The Washington Post, for example, rubbished Trump’s duct tape statement on declared January 25:

“I think his statements are completely divorced from reality,” said Ashley Huebner, associate director of legal services at the National Immigrant Justice Center. “That’s not a fact pattern that we see.”

In interviews with The Washington Post this week, nine aid workers and academics who have worked on the border or have knowledge of trafficking there said the president’s tape anecdote did not mirror what they have seen or heard.

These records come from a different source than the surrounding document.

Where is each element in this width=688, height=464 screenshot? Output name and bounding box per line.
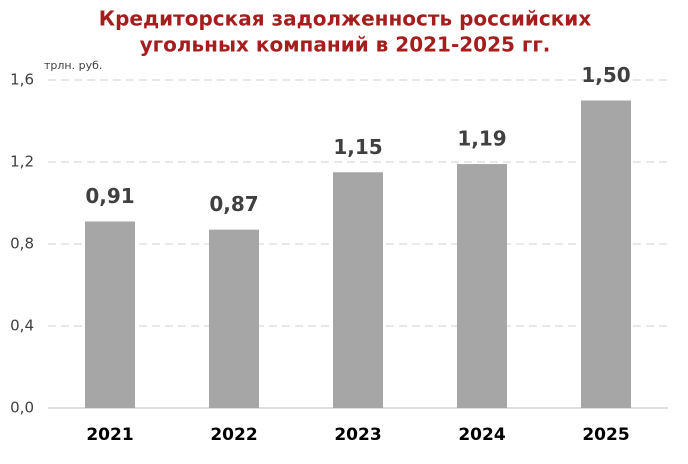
x-tick-label: 2021 — [86, 425, 133, 445]
bar — [85, 221, 135, 408]
y-tick-label: 1,2 — [10, 153, 34, 171]
y-tick-label: 0,8 — [10, 235, 34, 253]
y-tick-label: 0,0 — [10, 399, 34, 417]
y-tick-label: 1,6 — [10, 71, 34, 89]
x-tick-label: 2025 — [582, 425, 629, 445]
value-label: 1,19 — [457, 127, 506, 151]
value-label: 1,50 — [581, 63, 630, 87]
y-tick-label: 0,4 — [10, 317, 34, 335]
bar — [457, 164, 507, 408]
value-label: 0,91 — [85, 184, 134, 208]
chart-title: Кредиторская задолженность российских — [99, 7, 592, 31]
x-tick-label: 2022 — [210, 425, 257, 445]
value-label: 1,15 — [333, 135, 382, 159]
x-tick-label: 2024 — [458, 425, 505, 445]
value-label: 0,87 — [209, 192, 258, 216]
bar — [333, 172, 383, 408]
y-axis-unit: трлн. руб. — [44, 59, 102, 72]
chart-title: угольных компаний в 2021-2025 гг. — [140, 33, 551, 57]
x-tick-label: 2023 — [334, 425, 381, 445]
bar — [581, 100, 631, 408]
bar — [209, 229, 259, 408]
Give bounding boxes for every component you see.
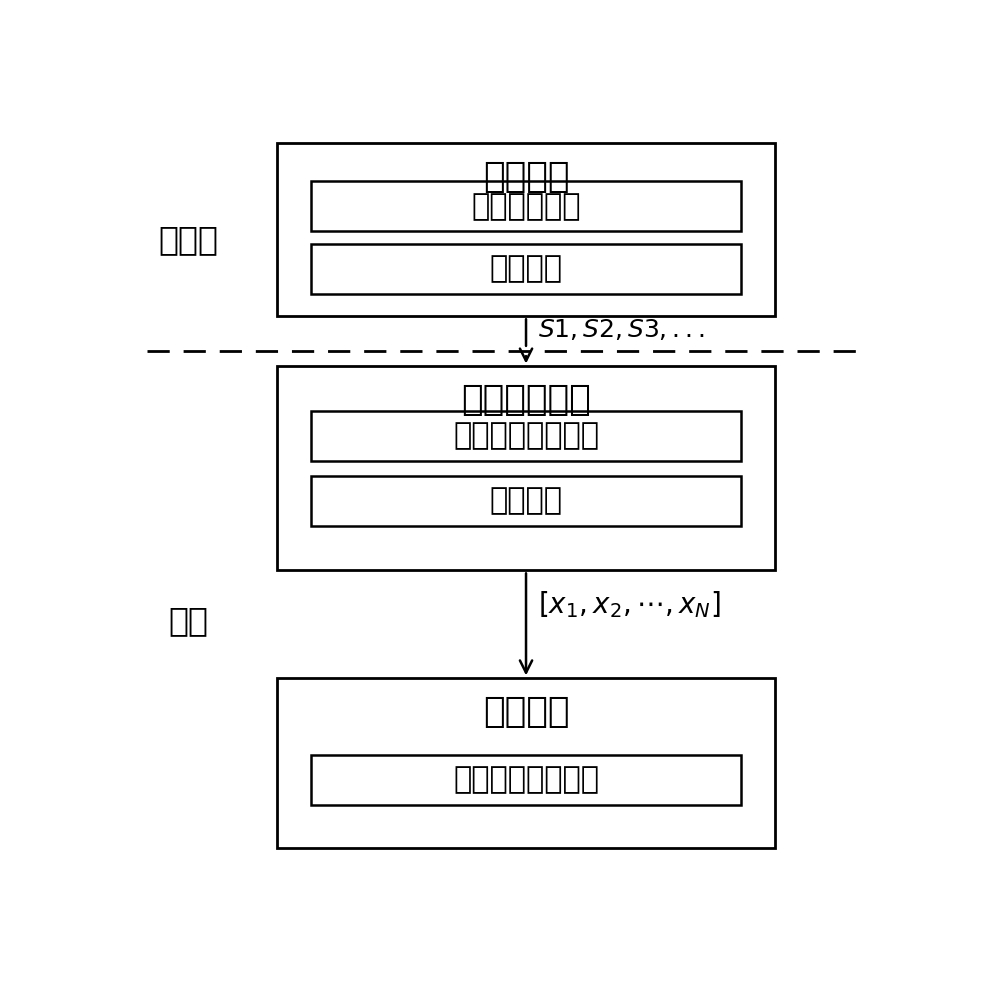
Text: 片段筛选: 片段筛选 (483, 695, 570, 729)
Bar (312, 755, 741, 805)
Text: 数据采集: 数据采集 (483, 160, 570, 194)
Text: 开路电压采集: 开路电压采集 (472, 192, 581, 221)
Text: $S1, S2, S3,...$: $S1, S2, S3,...$ (538, 317, 704, 342)
Text: 片段特征曲线提取: 片段特征曲线提取 (453, 421, 599, 450)
Bar (277, 678, 775, 848)
Text: 片段初筛: 片段初筛 (490, 254, 563, 283)
Text: 本地端: 本地端 (159, 223, 219, 256)
Text: $[x_1,x_2,\cdots,x_N]$: $[x_1,x_2,\cdots,x_N]$ (538, 590, 720, 620)
Bar (277, 366, 775, 570)
Bar (312, 181, 741, 231)
Text: 特征提取: 特征提取 (490, 487, 563, 516)
Text: 云端: 云端 (169, 604, 209, 637)
Bar (312, 411, 741, 461)
Bar (312, 476, 741, 526)
Bar (277, 143, 775, 316)
Text: 开路电压片段聚类: 开路电压片段聚类 (453, 765, 599, 794)
Bar (312, 244, 741, 294)
Text: 片段特征提取: 片段特征提取 (461, 383, 590, 417)
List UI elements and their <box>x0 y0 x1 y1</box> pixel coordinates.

A separate story reported in the Toronto Star cited several additional experts who said Trump’s lurid narrative — migrant women bound, gagged and driven across the border — does not align with their known reality.

“I have no idea the roots of it,” said Edna Yang, assistant executive director of American Gateways, a Texas-based immigration legal services and advocacy nonprofit. “I haven’t seen a case like that.”

Democrats “look the other way, they’re in denial, and made fun of the president for speaking about it, as if he was making it up,” said Vaughan. “Their zeal to criticize the president is a higher priority than concern for the plight of these migrant women.”

The huge scale of rape “is exactly why it is immoral for us to continue with these catch-and-release policies which encourage people to make this dangerous journey,” said Vaughan.

Those policies are protected by Democrats and by GOP groups, each of which has their own incentive to encourage the migration of workers, consumers, and possible future voters into the United States.

“It is the [catch and release] policies which are immoral, not the wall,” she said.

The federal policy of using legal and illegal migration to boost economic growth shifts enormous wealth from young employees towards older investors by flooding the market with cheap white-collar and blue-collar foreign labor.

That annual inflow of roughly one million legal immigrants — as well as the population of two million visa workers and eight million working illegal immigrants — spikes profits and Wall Street values by shrinking  salaries for 150 million blue-collar and white-collar employees, especially the wages earned by the four million young Americans who join the labor force each year.

The federal government’s cheap labor policy widens wealth gaps, reduces high tech investment, increases state and local tax burdens, hurts kids’ schools and college education, pushes Americans away from high-tech careers, and sidelines millions of marginalized Americans, including many who are now struggling with fentanyl addictions.

Immigration also steers investment and wealth away from towns in Heartland states because coastal investors can more easily hire and supervise the large immigrant populations who prefer to live in coastal cities. In turn, that coastal investment flow drives up coastal real estate prices and pushes poor Americans, including Latinos and blacks, out of prosperous cities such as Berkeley and Oakland.